Izumi Niki and her co-authors have recently published “Working precariously within the social welfare system in Japan during the COVID-19 pandemic,” in the Asia Pacific Journal of Social Work and Development. In this article, Izumi Niki, Viveka Ichikawa, and Izumi Sakamoto highlight the experiences of non-regular workers in Japanese municipal governments during the pandemic. In particular, they found increased employment instability and feelings of powerlessness, compounded by the pre-existing systematic oppressions.
Izumi Niki is a Ph.D. student in the Department of Sociology at the University of Toronto. She is the author of the article, “Policymaking Process for Foreign Care Workers in Contemporary Japan: Changes and Continuation.” The authors of this article are also the co-authors of a book (in Japanese) exploring anti-oppressive practice. Izumi Niki’s current SSHRC-funded dissertation research examines care work, migration, and intersectionality for women from East Asia living in Canada.

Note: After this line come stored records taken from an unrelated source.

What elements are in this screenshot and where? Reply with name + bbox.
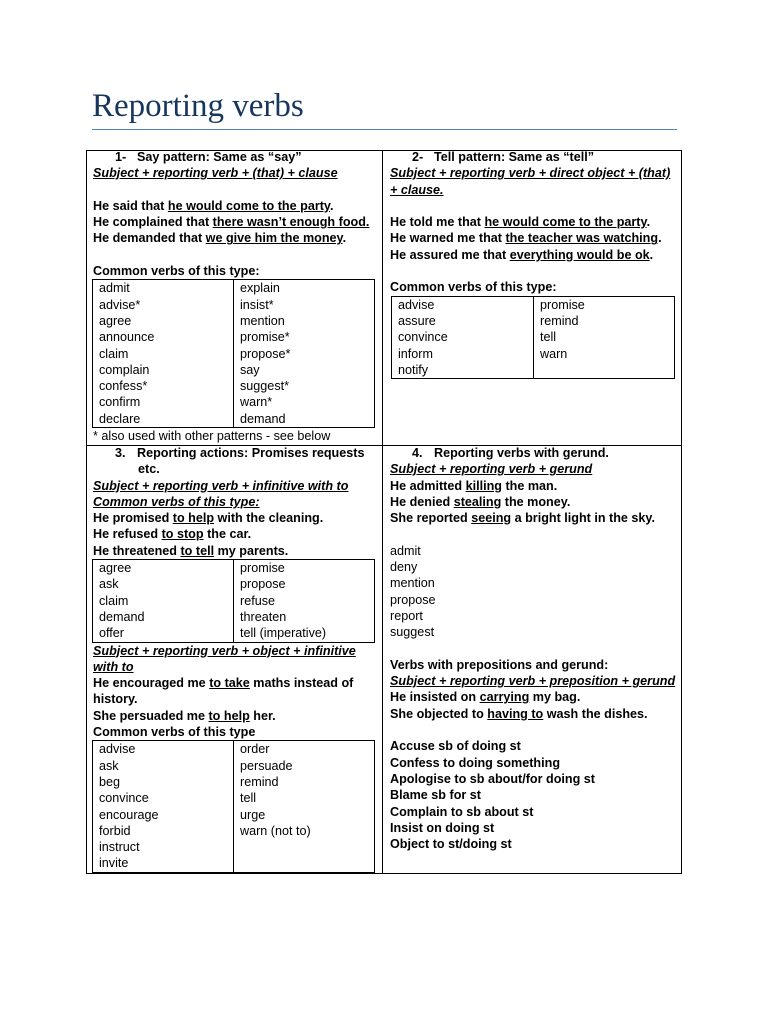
verb-item: announce	[99, 330, 155, 345]
cell1-common-label: Common verbs of this type:	[93, 264, 260, 279]
verb-item: promise	[240, 561, 285, 576]
verb-item: remind	[240, 774, 279, 789]
verb-item: mention	[390, 576, 435, 591]
verb-item: order	[240, 742, 270, 757]
verb-item: suggest*	[240, 379, 290, 394]
cell3-example: He encouraged me to take maths instead of	[93, 676, 354, 691]
verb-item: promise	[540, 297, 585, 312]
phrase-item: Object to st/doing st	[390, 837, 512, 852]
verb-item: urge	[240, 807, 266, 822]
verb-item: convince	[99, 791, 149, 806]
cell2-common-label: Common verbs of this type:	[390, 280, 557, 295]
verb-item: propose*	[240, 346, 291, 361]
verb-item: persuade	[240, 758, 293, 773]
cell3-formula-2: Subject + reporting verb + object + infinitive	[93, 643, 356, 658]
cell2-verb-table	[391, 296, 675, 379]
cell4-prep-heading: Verbs with prepositions and gerund:	[390, 657, 609, 672]
verb-item: demand	[99, 609, 145, 624]
cell3-example: He refused to stop the car.	[93, 527, 252, 542]
cell4-formula: Subject + reporting verb + gerund	[390, 462, 593, 477]
cell3-common-label: Common verbs of this type:	[93, 494, 260, 509]
cell-gerund	[390, 445, 678, 852]
cell2-example: He assured me that everything would be ok.	[390, 247, 654, 262]
cell3-formula-2: with to	[93, 659, 134, 674]
verb-item: warn	[540, 346, 568, 361]
verb-item: say	[240, 362, 260, 377]
verb-item: advise	[99, 742, 136, 757]
cell1-verb-table	[92, 279, 375, 428]
cell4-example: He denied stealing the money.	[390, 494, 571, 509]
verb-item: claim	[99, 346, 129, 361]
cell4-number: 4.	[412, 446, 423, 460]
cell3-heading: 3. Reporting actions: Promises requests	[115, 446, 365, 460]
cell1-formula: Subject + reporting verb + (that) + clause	[93, 166, 338, 181]
verb-item: advise*	[99, 297, 141, 312]
cell-tell-pattern	[390, 149, 678, 379]
verb-item: threaten	[240, 609, 287, 624]
cell4-example: She objected to having to wash the dishes.	[390, 706, 648, 721]
cell4-prep-formula: Subject + reporting verb + preposition + gerund	[390, 674, 676, 689]
cell2-formula: + clause.	[390, 182, 444, 197]
cell3-example: He threatened to tell my parents.	[93, 543, 289, 558]
verb-item: suggest	[390, 625, 435, 640]
cell3-verb-table-2	[92, 740, 375, 872]
verb-item: invite	[99, 856, 129, 871]
verb-item: propose	[240, 577, 286, 592]
cell2-number: 2-	[412, 150, 424, 164]
cell4-example: He insisted on carrying my bag.	[390, 690, 581, 705]
cell2-example: He warned me that the teacher was watching.	[390, 231, 662, 246]
verb-item: warn*	[240, 395, 273, 410]
cell3-verb-table-1	[92, 559, 375, 642]
verb-item: admit	[390, 543, 421, 558]
cell2-formula: Subject + reporting verb + direct object + (that)	[390, 166, 671, 181]
verb-item: agree	[99, 313, 132, 328]
verb-item: encourage	[99, 807, 159, 822]
cell3-example: history.	[93, 692, 138, 707]
verb-item: complain	[99, 362, 150, 377]
verb-item: admit	[99, 281, 130, 296]
cell-reporting-actions	[93, 445, 378, 873]
cell1-example: He said that he would come to the party.	[93, 198, 334, 213]
verb-item: offer	[99, 626, 124, 641]
cell3-formula: Subject + reporting verb + infinitive with to	[93, 478, 349, 493]
verb-item: tell	[540, 330, 557, 345]
verb-item: claim	[99, 593, 129, 608]
verb-item: deny	[390, 560, 418, 575]
cell4-example: She reported seeing a bright light in the sky.	[390, 511, 655, 526]
verb-item: ask	[99, 577, 119, 592]
verb-item: agree	[99, 561, 132, 576]
phrase-item: Blame sb for st	[390, 788, 481, 803]
verb-item: inform	[398, 346, 433, 361]
phrase-item: Insist on doing st	[390, 820, 495, 835]
verb-item: explain	[240, 281, 280, 296]
verb-item: refuse	[240, 593, 276, 608]
verb-item: tell (imperative)	[240, 626, 327, 641]
verb-item: tell	[240, 791, 257, 806]
verb-item: insist*	[240, 297, 274, 312]
phrase-item: Accuse sb of doing st	[390, 739, 521, 754]
verb-item: forbid	[99, 823, 131, 838]
cell3-example: He promised to help with the cleaning.	[93, 511, 324, 526]
verb-item: ask	[99, 758, 119, 773]
verb-item: remind	[540, 313, 579, 328]
cell3-number: 3.	[115, 446, 126, 460]
verb-item: promise*	[240, 330, 290, 345]
cell3-common-label-2: Common verbs of this type	[93, 725, 256, 740]
cell-say-pattern	[93, 149, 378, 444]
cell1-example: He complained that there wasn’t enough food.	[93, 215, 370, 230]
verb-item: declare	[99, 411, 141, 426]
verb-item: mention	[240, 313, 285, 328]
verb-item: propose	[390, 592, 436, 607]
phrase-item: Confess to doing something	[390, 755, 561, 770]
verb-item: demand	[240, 411, 286, 426]
verb-item: confirm	[99, 395, 141, 410]
verb-item: confess*	[99, 379, 148, 394]
cell2-heading: 2- Tell pattern: Same as “tell”	[412, 150, 595, 164]
cell1-number: 1-	[115, 150, 127, 164]
cell4-example: He admitted killing the man.	[390, 478, 558, 493]
grid-vertical-divider	[382, 150, 383, 874]
cell1-footnote: * also used with other patterns - see below	[93, 429, 331, 444]
cell4-heading: 4. Reporting verbs with gerund.	[412, 446, 609, 460]
verb-item: instruct	[99, 840, 140, 855]
verb-item: convince	[398, 330, 448, 345]
cell1-heading: 1- Say pattern: Same as “say”	[115, 150, 302, 164]
verb-item: notify	[398, 362, 429, 377]
verb-item: advise	[398, 297, 435, 312]
title-underline	[92, 129, 677, 130]
cell3-example: She persuaded me to help her.	[93, 708, 276, 723]
cell3-heading-cont: etc.	[138, 462, 160, 477]
page-title: Reporting verbs	[92, 88, 304, 124]
verb-item: report	[390, 608, 423, 623]
cell2-example: He told me that he would come to the party.	[390, 215, 651, 230]
phrase-item: Complain to sb about st	[390, 804, 534, 819]
verb-item: warn (not to)	[240, 823, 311, 838]
verb-item: assure	[398, 313, 436, 328]
verb-item: beg	[99, 774, 121, 789]
phrase-item: Apologise to sb about/for doing st	[390, 771, 595, 786]
cell1-example: He demanded that we give him the money.	[93, 231, 347, 246]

The global COVID-19 pandemic exposed structural inequality perpetuated by neoliberalism. essential workers, including helping professionals, have experienced a high-stress level. This pilot study examined the challenges faced by social welfare workers in Japan during the pandemic. Japanese social welfare departments in municipal governments, which are primary providers of public assistance and social services, are staffed by government officers (GOs, permanent government employees) and non-regular frontline workers (NRs, hired on annual contracts, predominantly female, covering direct casework). Informed by narrative inquiries, five individual interviews of GOs and NRs were conducted. The thematic analysis highlighted the increased employment instability, individualisation, and powerlessness among NRs. NRs expressed intensified stress from the safety risk, long working hours, and insufficient organisational support. Stratified by different types of contracts, resultant tasks, and genders, NRs experienced intensified isolation, leading to burnout. The implications of working precariously in the pandemic under the neoliberal social welfare systems are discussed.